Budget 2026 : Sébastien Lecornu face à la grogne des entreprises
Pour éviter une motion de censure, Sébastien Lecornu promet stabilité et compétitivité aux entreprises, tout en leur demandant un nouvel « effort » fiscal. La reconduction de la surtaxe sur les grands groupes en 2026, estimée à huit milliards d’euros, risque d’exacerber une grogne patronale déjà bien installée, rapporte TopTribune.
Dans une lettre adressée aux dirigeants d’entreprises, Sebastien Lecornu s’efforce d’apaiser un climat de mécontentement grandissant. Bien qu’il assure que le coût du travail ne sera pas alourdi et que le crédit d’impôt recherche sera préservé, il évoque également un « effort » supplémentaire au nom du patriotisme économique.

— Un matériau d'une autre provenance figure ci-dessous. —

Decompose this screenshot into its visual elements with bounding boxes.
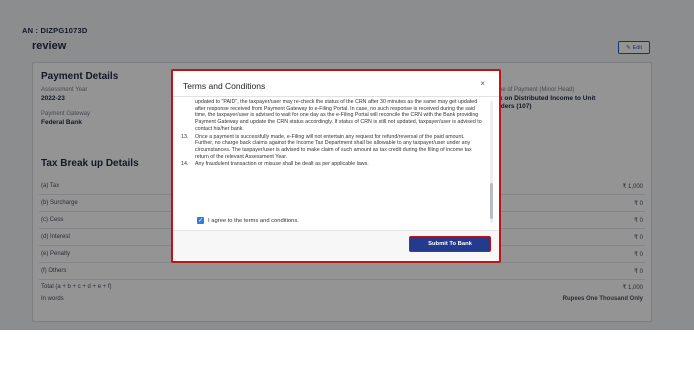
close-icon[interactable]: × [480, 79, 485, 88]
terms-item-13: 13. Once a payment is successfully made,… [181, 134, 483, 161]
agree-checkbox-row[interactable]: ✓ I agree to the terms and conditions. [197, 217, 299, 224]
scrollbar-thumb[interactable] [490, 183, 493, 219]
agree-label: I agree to the terms and conditions. [208, 217, 299, 224]
modal-title: Terms and Conditions [183, 81, 266, 91]
item-number: 14. [181, 161, 189, 168]
submit-to-bank-button[interactable]: Submit To Bank [409, 236, 491, 252]
item-number: 13. [181, 133, 189, 140]
terms-item-14: 14. Any fraudulent transaction or misuse… [181, 161, 483, 168]
terms-paragraph: updated to "PAID", the taxpayer/user may… [181, 99, 483, 133]
terms-modal: Terms and Conditions × updated to "PAID"… [171, 69, 501, 263]
terms-text: updated to "PAID", the taxpayer/user may… [195, 99, 482, 132]
checkbox-checked-icon[interactable]: ✓ [197, 217, 204, 224]
terms-text: Once a payment is successfully made, e-F… [195, 133, 472, 160]
terms-text: Any fraudulent transaction or misuse sha… [195, 161, 369, 168]
divider [173, 96, 499, 97]
scrollbar[interactable] [490, 101, 493, 223]
terms-content[interactable]: updated to "PAID", the taxpayer/user may… [181, 99, 483, 229]
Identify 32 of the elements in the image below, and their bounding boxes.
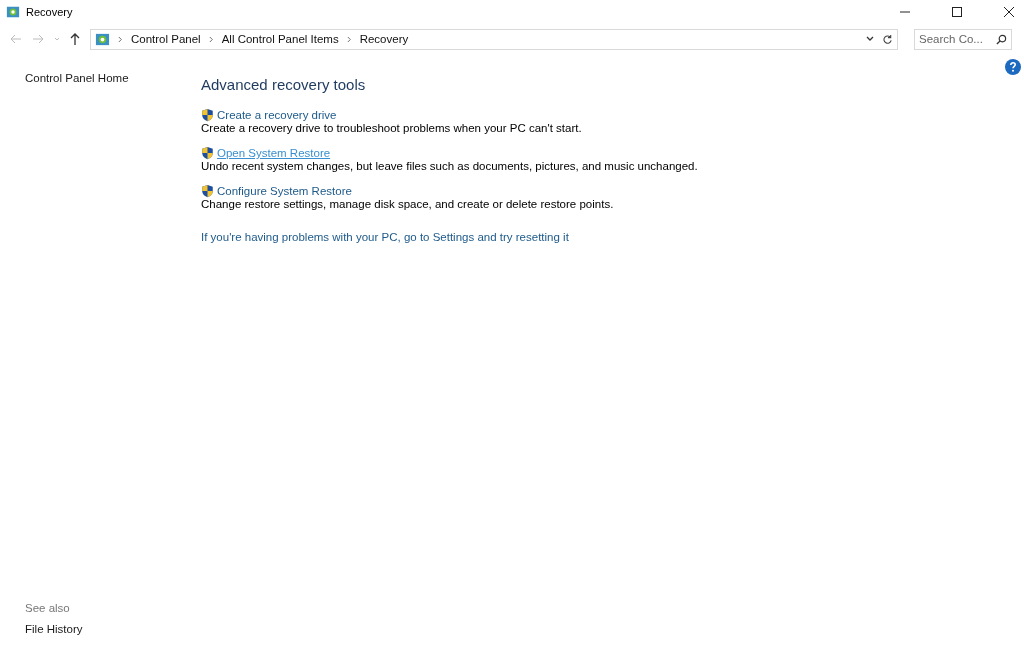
- tool-description: Create a recovery drive to troubleshoot problems when your PC can't start.: [201, 122, 582, 134]
- search-icon: [996, 33, 1007, 45]
- tool-description: Undo recent system changes, but leave files such as documents, pictures, and music unchanged.: [201, 160, 698, 172]
- breadcrumb[interactable]: Control Panel: [131, 33, 201, 45]
- dropdown-chevron-icon[interactable]: [866, 36, 874, 42]
- breadcrumb[interactable]: All Control Panel Items: [221, 33, 339, 45]
- see-also-heading: See also: [25, 602, 71, 614]
- sidebar-link[interactable]: File History: [25, 623, 201, 635]
- search-field[interactable]: Search Co...: [914, 28, 1012, 50]
- tool-link[interactable]: Create a recovery drive: [217, 109, 337, 121]
- shield-icon: [201, 108, 214, 122]
- sidebar-link[interactable]: Control Panel Home: [25, 72, 201, 84]
- close-icon[interactable]: [1004, 7, 1014, 17]
- control-panel-icon: [95, 31, 110, 47]
- refresh-icon[interactable]: [882, 33, 893, 45]
- help-icon[interactable]: [1005, 59, 1021, 75]
- chevron-right-icon: [118, 35, 123, 43]
- tool-link[interactable]: Open System Restore: [217, 147, 331, 159]
- up-arrow-icon[interactable]: [70, 33, 80, 45]
- breadcrumb[interactable]: Recovery: [359, 33, 409, 45]
- shield-icon: [201, 184, 214, 198]
- reset-link[interactable]: If you're having problems with your PC, go to Settings and try resetting it: [201, 231, 569, 243]
- chevron-right-icon: [346, 35, 352, 43]
- tool-description: Change restore settings, manage disk space, and create or delete restore points.: [201, 198, 614, 210]
- chevron-right-icon: [208, 35, 214, 43]
- tool-link[interactable]: Configure System Restore: [217, 185, 352, 197]
- recovery-icon: [6, 5, 20, 19]
- window-title: Recovery: [26, 6, 73, 18]
- shield-icon: [201, 146, 214, 160]
- maximize-icon[interactable]: [952, 7, 962, 17]
- section-heading: Advanced recovery tools: [201, 76, 366, 93]
- address-bar[interactable]: Control Panel All Control Panel Items Recovery: [90, 28, 898, 50]
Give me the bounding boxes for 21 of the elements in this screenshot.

En réalité, cela signifie la reconduction de la surtaxe exceptionnelle qui avait été implémentée en 2025.
Cette surtaxe, qui touchera environ 300 grands groupes en 2026, représente une charge fiscale significative, bien que moins d’entreprises soient concernées que l’année précédente. Selon des estimations, cette imposition devrait générer près de huit milliards d’euros, témoignant d’une pression accrue sur les entreprises, notamment sous la demande des socialistes d’une contribution plus forte.
Le mécontentement des entreprises est palpable. Les syndicats patronaux, tels que le Medef et la CPME, tirent la sonnette d’alarme face à un ras-le-bol fiscal croissant. Un mouvement contestataire, qui se veut apolitique, a vu ses signatures passer de 200 à plus de 2 000 en quelques semaines, un signe révélateur du désarroi croissant des dirigeants. Ce mouvement pourrait toucher de nombreuses petites et moyennes entreprises (PME) qui redoutent pour leurs perspectives économiques, conscient que la santé de l’ensemble de la chaîne d’approvisionnement est en jeu.
Pour l’instant, l’impact précis de cette surtaxe sur les finances des entreprises reste à évaluer. Toutefois, les grandes entreprises pourraient faire face à une pression fiscale accrue en 2026, ce qui pourrait avoir des répercussions sur l’ensemble du tissu économique, où chaque maillon dépend de la capacité de leurs clients à passer des commandes.
La tension entre le gouvernement et le secteur privé semble donc appelée à perdurer, alors que des décisions cruciales concernant les finances publiques sont à l’ordre du jour.